By Marc R Gagné MAPP Senior Privacy and Data Advocate, Cyber Intelligence and Director @ Gagne Legal. See more about Marc here. Image from pixabay.
Transatlantic commerce is about to get turned on end, thanks to looming legislation in the EU that affects us all.
In less then two years, dramatic changes in data protection law will take effect in the European Union. Worldwide, companies who have any interaction whatsoever with EU citizens will be bound by the world’s strictest laws in data security.
How EU Laws Can Have Global Reverberations
“Interaction” includes, among other practices, selling products to, marketing to, and offering services to anyone who resides within the borders of the EU (and, most likely, post-Brexit UK as well). In fact, any item of data that’s derived from (or about) these protected citizens will be subject to what amounts to the strongest set of data protection laws the world has ever seen.
As you can see, our friends across the pond are very serious about privacy protection and where their data is sent around the world. In Europe, the right to data protection is held in high esteem, right up there with the right to privacy. In fact, it’s built right into the charter documents that established the European Union:
“Everyone has the right to respect for his or her private and family life, home and communications.”
-Charter of Fundamental Rights of the European Union
“Everyone has the right to the protection of personal data concerning him or her. Such data must be processed fairly for specified purposes and on the basis of the consent of the person concerned or some other legitimate basis laid down by law. Everyone has the right of access to data which has been collected concerning him or her, and the right to have it rectified. Compliance with these rules shall be subject to control by an independent authority” This is mainly why the Safe Harbor framework, the U.S.-E.U. data protection standard agreement, was recently declared invalid by the EU: not strong enough. That begs the question: our new agreement with the E.U., Privacy Shield: will it survive or go the way of Safe Harbor?
What is the GDPR?
The new regulation is called General Data Protection Regulation (GDPR) and if you haven’t already heard about it, now’s the time to find out what this powerful new legislation means. If you own a business with an online presence, chances are you’ll be affected by the GDPR. And if you do any type of digital marketing, it’s almost certain you’ll need to know about the GDPR’s profound, global effect.
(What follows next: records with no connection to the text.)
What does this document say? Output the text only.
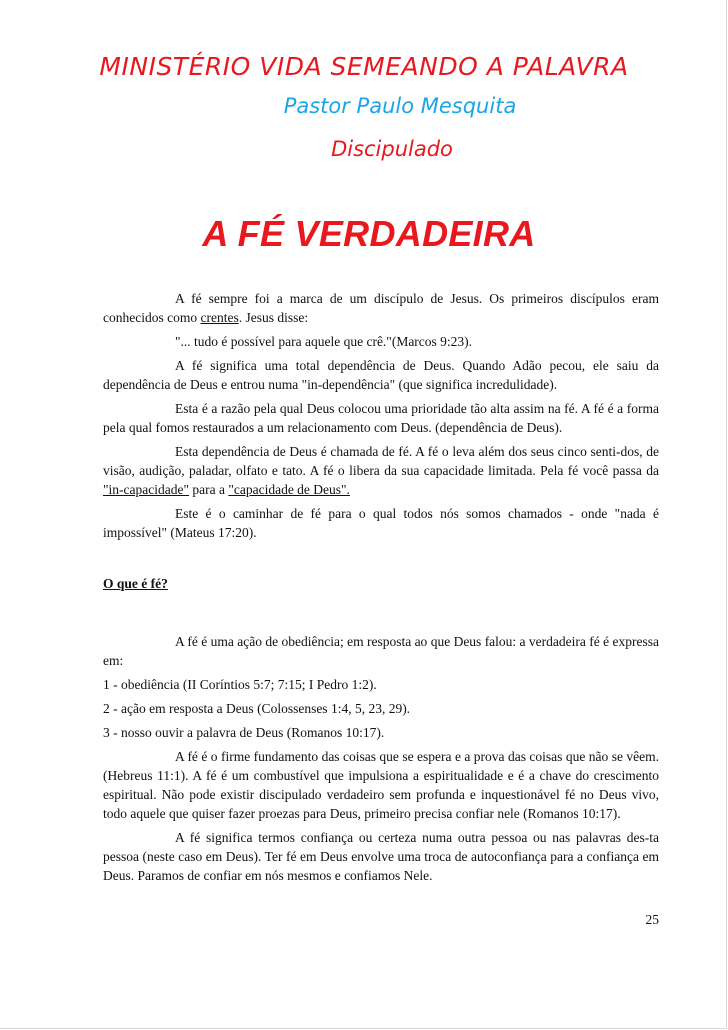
MINISTÉRIO VIDA SEMEANDO A PALAVRA
Pastor Paulo Mesquita
Discipulado
A FÉ VERDADEIRA

A fé sempre foi a marca de um discípulo de Jesus. Os primeiros discípulos eram conhecidos como crentes. Jesus disse:

"... tudo é possível para aquele que crê."(Marcos 9:23).

A fé significa uma total dependência de Deus. Quando Adão pecou, ele saiu da dependência de Deus e entrou numa "in-dependência" (que significa incredulidade).

Esta é a razão pela qual Deus colocou uma prioridade tão alta assim na fé. A fé é a forma pela qual fomos restaurados a um relacionamento com Deus. (dependência de Deus).

Esta dependência de Deus é chamada de fé. A fé o leva além dos seus cinco senti-dos, de visão, audição, paladar, olfato e tato. A fé o libera da sua capacidade limitada. Pela fé você passa da "in-capacidade" para a "capacidade de Deus".

Este é o caminhar de fé para o qual todos nós somos chamados - onde "nada é impossível" (Mateus 17:20).

O que é fé?

A fé é uma ação de obediência; em resposta ao que Deus falou: a verdadeira fé é expressa em:

1 - obediência (II Coríntios 5:7; 7:15; I Pedro 1:2).

2 - ação em resposta a Deus (Colossenses 1:4, 5, 23, 29).

3 - nosso ouvir a palavra de Deus (Romanos 10:17).

A fé é o firme fundamento das coisas que se espera e a prova das coisas que não se vêem. (Hebreus 11:1). A fé é um combustível que impulsiona a espiritualidade e é a chave do crescimento espiritual. Não pode existir discipulado verdadeiro sem profunda e inquestionável fé no Deus vivo, todo aquele que quiser fazer proezas para Deus, primeiro precisa confiar nele (Romanos 10:17).

A fé significa termos confiança ou certeza numa outra pessoa ou nas palavras des-ta pessoa (neste caso em Deus). Ter fé em Deus envolve uma troca de autoconfiança para a confiança em Deus. Paramos de confiar em nós mesmos e confiamos Nele.

25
GDPR will replace the decades-old Data Protection Directive, serving to bring regulations up to date and to streamline enforcement or data protection and privacy laws. What could be wrong with that?
Data collection is the foundation of modern marketing techniques. However, it’s often taken to extremes, to the extent that some call it “invasion of privacy”. We’ve already had to contend with phone apps that siphon away personal information from your phone, for example. And a few years back, Twitter was selling tweet archives to the highest bidder.
Legislation like the GDPR aims to protect citizens from these types of shenanigans, but marketing is big business.